VoiceLive Architecture Clarification

Architecture Overview

The VoiceLive WebSocket proxy architecture works as follows:

┌─────────────────┐         WebSocket          ┌──────────────────┐         VoiceLive SDK         ┌─────────────────────┐
│   Browser       │ ◀────────────────────────▶│   Backend        │ ◀──────────────────────────▶│  Azure VoiceLive    │
│  (SWA Frontend) │   wss://backend/voicelive/ │  (Container App) │   Direct Connection        │  (gpt-realtime)     │
│                 │                             │                  │                             │                     │
│ VoiceChat.tsx   │                             │ voice.py         │                             │ Cognitive Services  │
└─────────────────┘                             └──────────────────┘                             └─────────────────────┘
       │                                                 │                                                    │
       │ Audio chunks                                    │                                                    │
       │ Transcripts                                      │ Audio + Events                                    │
       │                                                 │                                                    │
       │                                                 │ (Automatic Memory Persistence)                     │
       │                                                 ▼                                                    │
       │                                         ┌──────────────────┐                                        │
       └────────────────────────────────────────▶│   Zep Memory     │                                        │
                                                 │   (Episodic)     │                                        │
                                                 └──────────────────┘                                        │

Key Points

1. SWA is the Frontend (Browser)

The Static Web App (SWA) is the frontend code that runs in the user’s browser:

  • Location: https://engram.work (deployed to Azure Static Web Apps)
  • Code: React/TypeScript application (frontend/ directory)
  • Component: VoiceChat.tsx handles voice interaction
  • Connection: Browser connects to backend via WebSocket

2. Backend is the Proxy

The Backend (Container App) acts as a WebSocket proxy:

  • Location: staging-env-api.gentleriver-dd0de193.eastus2.azurecontainerapps.io
  • Endpoint: /api/v1/voice/voicelive/{session_id}
  • Function:
    • Receives WebSocket connection from browser
    • Connects to Azure VoiceLive using SDK
    • Proxies audio and events between browser and Azure
    • Automatically persists transcripts to Zep memory

3. Flow Direction

Audio Flow:

  1. User speaks → Browser captures audio (microphone)
  2. Browser → Sends audio chunks to Backend via WebSocket
  3. Backend → Forwards audio to Azure VoiceLive
  4. Azure VoiceLive → Processes audio, generates response
  5. Azure VoiceLive → Sends audio + transcripts back to Backend
  6. Backend → Forwards audio + transcripts to Browser
  7. Browser → Plays audio and displays transcripts

Memory Flow:

  1. Backend → Extracts transcripts from VoiceLive events
  2. Backend → Stores transcripts in EnterpriseContext
  3. Backend → Persists to Zep Memory (async, non-blocking)

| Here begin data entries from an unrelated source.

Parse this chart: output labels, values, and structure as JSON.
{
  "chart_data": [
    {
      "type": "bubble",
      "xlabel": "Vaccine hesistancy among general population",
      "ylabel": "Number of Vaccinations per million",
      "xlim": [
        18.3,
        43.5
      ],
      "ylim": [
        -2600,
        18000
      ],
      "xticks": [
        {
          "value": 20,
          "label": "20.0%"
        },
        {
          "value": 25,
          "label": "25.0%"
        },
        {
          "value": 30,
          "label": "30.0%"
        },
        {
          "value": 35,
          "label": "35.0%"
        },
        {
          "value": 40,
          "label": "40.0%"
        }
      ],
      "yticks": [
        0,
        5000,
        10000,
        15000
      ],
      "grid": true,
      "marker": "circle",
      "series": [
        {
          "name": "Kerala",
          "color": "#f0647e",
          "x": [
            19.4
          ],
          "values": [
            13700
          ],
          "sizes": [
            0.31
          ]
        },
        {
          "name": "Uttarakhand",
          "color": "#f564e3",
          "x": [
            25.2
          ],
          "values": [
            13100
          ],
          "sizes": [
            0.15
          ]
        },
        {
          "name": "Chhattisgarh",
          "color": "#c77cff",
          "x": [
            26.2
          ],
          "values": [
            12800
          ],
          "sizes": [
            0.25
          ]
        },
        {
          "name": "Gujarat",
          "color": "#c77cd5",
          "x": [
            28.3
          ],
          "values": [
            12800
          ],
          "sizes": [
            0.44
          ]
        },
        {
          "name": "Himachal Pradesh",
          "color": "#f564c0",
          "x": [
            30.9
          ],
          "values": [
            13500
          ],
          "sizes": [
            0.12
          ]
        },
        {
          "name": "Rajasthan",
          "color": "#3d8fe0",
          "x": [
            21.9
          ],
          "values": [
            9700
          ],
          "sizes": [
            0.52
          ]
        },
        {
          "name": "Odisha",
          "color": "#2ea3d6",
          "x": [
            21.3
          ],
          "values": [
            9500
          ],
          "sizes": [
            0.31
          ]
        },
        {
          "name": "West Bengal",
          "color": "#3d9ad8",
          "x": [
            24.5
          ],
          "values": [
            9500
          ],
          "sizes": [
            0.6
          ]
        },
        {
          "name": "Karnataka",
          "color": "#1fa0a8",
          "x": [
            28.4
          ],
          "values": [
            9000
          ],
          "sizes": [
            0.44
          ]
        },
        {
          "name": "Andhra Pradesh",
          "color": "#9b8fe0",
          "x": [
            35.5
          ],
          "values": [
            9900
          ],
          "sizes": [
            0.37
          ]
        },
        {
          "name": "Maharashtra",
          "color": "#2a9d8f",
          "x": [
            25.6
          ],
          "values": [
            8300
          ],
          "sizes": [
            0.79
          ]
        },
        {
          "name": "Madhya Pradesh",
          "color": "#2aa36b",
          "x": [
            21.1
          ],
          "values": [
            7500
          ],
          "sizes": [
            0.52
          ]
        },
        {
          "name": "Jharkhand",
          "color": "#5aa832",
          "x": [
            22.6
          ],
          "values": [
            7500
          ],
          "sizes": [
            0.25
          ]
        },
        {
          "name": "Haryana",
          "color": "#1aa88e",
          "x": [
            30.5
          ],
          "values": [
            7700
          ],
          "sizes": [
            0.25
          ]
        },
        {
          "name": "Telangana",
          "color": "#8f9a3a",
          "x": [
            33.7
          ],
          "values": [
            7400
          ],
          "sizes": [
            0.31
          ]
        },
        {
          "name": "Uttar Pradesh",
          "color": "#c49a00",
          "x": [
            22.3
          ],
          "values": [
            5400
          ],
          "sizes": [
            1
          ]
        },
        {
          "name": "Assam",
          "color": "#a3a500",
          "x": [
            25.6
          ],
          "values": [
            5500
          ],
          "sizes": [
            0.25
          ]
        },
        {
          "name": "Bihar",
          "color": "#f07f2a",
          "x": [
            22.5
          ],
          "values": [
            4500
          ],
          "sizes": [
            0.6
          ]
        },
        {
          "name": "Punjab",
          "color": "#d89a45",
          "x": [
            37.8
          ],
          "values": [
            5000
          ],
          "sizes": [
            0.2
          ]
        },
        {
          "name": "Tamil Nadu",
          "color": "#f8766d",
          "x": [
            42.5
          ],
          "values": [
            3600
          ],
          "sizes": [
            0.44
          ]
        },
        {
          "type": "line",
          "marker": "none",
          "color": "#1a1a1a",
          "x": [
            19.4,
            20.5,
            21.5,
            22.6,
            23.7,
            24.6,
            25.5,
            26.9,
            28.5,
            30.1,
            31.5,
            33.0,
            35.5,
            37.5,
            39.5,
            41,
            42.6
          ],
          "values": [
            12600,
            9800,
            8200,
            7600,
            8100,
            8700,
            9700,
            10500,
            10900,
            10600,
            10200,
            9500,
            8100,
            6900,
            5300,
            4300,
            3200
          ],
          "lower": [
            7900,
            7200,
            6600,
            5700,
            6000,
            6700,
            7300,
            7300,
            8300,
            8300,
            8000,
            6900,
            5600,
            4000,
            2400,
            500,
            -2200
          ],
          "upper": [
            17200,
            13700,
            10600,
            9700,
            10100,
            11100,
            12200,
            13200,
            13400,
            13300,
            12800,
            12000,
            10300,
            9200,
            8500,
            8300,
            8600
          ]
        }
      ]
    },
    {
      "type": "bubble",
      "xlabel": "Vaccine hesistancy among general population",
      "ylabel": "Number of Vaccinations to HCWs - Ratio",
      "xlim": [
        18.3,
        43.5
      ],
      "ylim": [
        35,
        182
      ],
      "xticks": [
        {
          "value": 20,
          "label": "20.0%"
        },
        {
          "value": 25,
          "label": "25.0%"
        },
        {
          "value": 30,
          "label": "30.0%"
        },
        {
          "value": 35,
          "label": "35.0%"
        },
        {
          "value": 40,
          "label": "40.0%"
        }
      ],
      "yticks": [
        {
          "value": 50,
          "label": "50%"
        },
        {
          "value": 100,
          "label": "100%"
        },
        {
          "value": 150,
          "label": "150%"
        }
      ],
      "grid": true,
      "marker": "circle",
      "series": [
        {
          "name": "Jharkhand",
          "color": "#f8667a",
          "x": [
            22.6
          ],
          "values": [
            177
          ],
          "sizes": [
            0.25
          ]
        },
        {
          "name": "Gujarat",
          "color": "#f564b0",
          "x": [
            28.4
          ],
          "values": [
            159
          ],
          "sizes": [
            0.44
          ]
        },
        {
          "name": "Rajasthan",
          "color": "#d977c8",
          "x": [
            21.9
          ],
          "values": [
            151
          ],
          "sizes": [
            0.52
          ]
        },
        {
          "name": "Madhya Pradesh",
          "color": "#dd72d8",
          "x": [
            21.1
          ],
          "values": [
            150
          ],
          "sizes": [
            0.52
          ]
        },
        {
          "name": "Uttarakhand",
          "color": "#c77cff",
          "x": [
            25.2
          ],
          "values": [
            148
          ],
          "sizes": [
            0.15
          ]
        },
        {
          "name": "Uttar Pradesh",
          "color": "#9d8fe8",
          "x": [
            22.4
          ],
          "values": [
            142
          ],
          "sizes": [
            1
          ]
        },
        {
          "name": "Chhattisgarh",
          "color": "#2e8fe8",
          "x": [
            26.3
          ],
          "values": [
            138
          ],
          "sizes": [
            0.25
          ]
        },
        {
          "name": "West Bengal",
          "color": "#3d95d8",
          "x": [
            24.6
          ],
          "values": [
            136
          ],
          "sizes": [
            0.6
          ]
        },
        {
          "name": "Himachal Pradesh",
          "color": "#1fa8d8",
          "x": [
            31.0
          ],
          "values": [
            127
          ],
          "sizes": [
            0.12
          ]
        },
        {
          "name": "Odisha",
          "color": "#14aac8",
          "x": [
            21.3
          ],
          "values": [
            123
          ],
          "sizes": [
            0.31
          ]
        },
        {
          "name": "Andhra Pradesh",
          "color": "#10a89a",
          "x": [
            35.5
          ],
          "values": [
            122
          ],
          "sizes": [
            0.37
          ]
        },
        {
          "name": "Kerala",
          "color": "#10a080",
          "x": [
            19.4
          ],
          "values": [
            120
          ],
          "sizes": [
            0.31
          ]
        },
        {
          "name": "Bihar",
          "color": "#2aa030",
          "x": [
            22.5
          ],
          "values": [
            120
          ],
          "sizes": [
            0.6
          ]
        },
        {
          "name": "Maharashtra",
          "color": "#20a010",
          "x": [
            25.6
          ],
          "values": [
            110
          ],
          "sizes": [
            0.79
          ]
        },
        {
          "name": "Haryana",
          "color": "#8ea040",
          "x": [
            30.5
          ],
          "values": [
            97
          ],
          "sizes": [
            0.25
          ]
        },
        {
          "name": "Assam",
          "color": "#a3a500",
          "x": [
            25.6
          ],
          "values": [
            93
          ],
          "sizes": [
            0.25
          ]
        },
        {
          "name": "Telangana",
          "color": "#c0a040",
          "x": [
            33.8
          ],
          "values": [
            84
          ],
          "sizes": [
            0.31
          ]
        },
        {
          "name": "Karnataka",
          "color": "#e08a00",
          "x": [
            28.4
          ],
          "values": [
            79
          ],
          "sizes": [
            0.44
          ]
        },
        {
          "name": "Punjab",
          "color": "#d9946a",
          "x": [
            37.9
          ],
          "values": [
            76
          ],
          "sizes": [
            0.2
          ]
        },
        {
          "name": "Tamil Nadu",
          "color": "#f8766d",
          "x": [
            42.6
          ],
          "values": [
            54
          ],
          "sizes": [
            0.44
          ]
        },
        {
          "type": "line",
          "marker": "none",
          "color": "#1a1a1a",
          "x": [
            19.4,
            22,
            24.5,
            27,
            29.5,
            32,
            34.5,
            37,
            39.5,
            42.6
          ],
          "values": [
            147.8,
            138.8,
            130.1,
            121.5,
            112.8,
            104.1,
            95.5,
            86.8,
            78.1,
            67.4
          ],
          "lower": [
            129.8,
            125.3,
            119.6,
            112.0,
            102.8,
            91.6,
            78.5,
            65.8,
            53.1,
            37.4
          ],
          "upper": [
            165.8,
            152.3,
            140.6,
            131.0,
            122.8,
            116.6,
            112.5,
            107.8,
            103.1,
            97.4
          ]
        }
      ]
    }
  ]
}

Why Proxy Through Backend?

Benefits

  1. Works with Unified Endpoints
    • Unified endpoints (services.ai.azure.com) don’t support REST token endpoints
    • WebSocket proxy bypasses this limitation
  2. Automatic Memory Integration
    • Backend automatically extracts transcripts
    • Persists to Zep without frontend code
    • Memory enrichment happens automatically
  3. Simplified Frontend
    • No need to manage Azure tokens
    • No need to handle VoiceLive SDK complexity
    • Just connect to backend WebSocket
  4. Better Error Handling
    • Backend can retry connections
    • Backend can handle reconnection logic
    • Centralized error handling
  5. Security
    • API keys stay on backend
    • No exposure to browser
    • Backend handles authentication

Alternative Architecture (Not Used)

Direct Browser-to-Azure (Token Endpoint)

Browser → Get Token from Backend → Connect Directly to Azure

Why Not Used:

  • ❌ Token endpoint doesn’t work with unified endpoints
  • ❌ Requires direct OpenAI endpoint (openai.azure.com)
  • ❌ Frontend must manage tokens
  • ❌ No automatic memory persistence

Summary

The voice does NOT proxy through the backend to get to the SWA.

Correct understanding:

  • SWA = Frontend (runs in browser)
  • Backend = WebSocket proxy (runs in Container App)
  • Flow: Browser (SWA) → Backend → Azure VoiceLive

The backend is a proxy between the browser and Azure, not between Azure and the SWA. The SWA IS the browser frontend.

Visual Flow

User's Browser (SWA Frontend)
    │
    │ WebSocket: wss://backend/api/v1/voice/voicelive/{session_id}
    │
    ▼
Backend Container App (Proxy)
    │
    │ VoiceLive SDK Connection
    │
    ▼
Azure VoiceLive (gpt-realtime)
    │
    │ Transcripts (async)
    │
    ▼
Zep Memory (Episodic Storage)

The backend sits between the browser and Azure, proxying the connection and handling memory persistence automatically.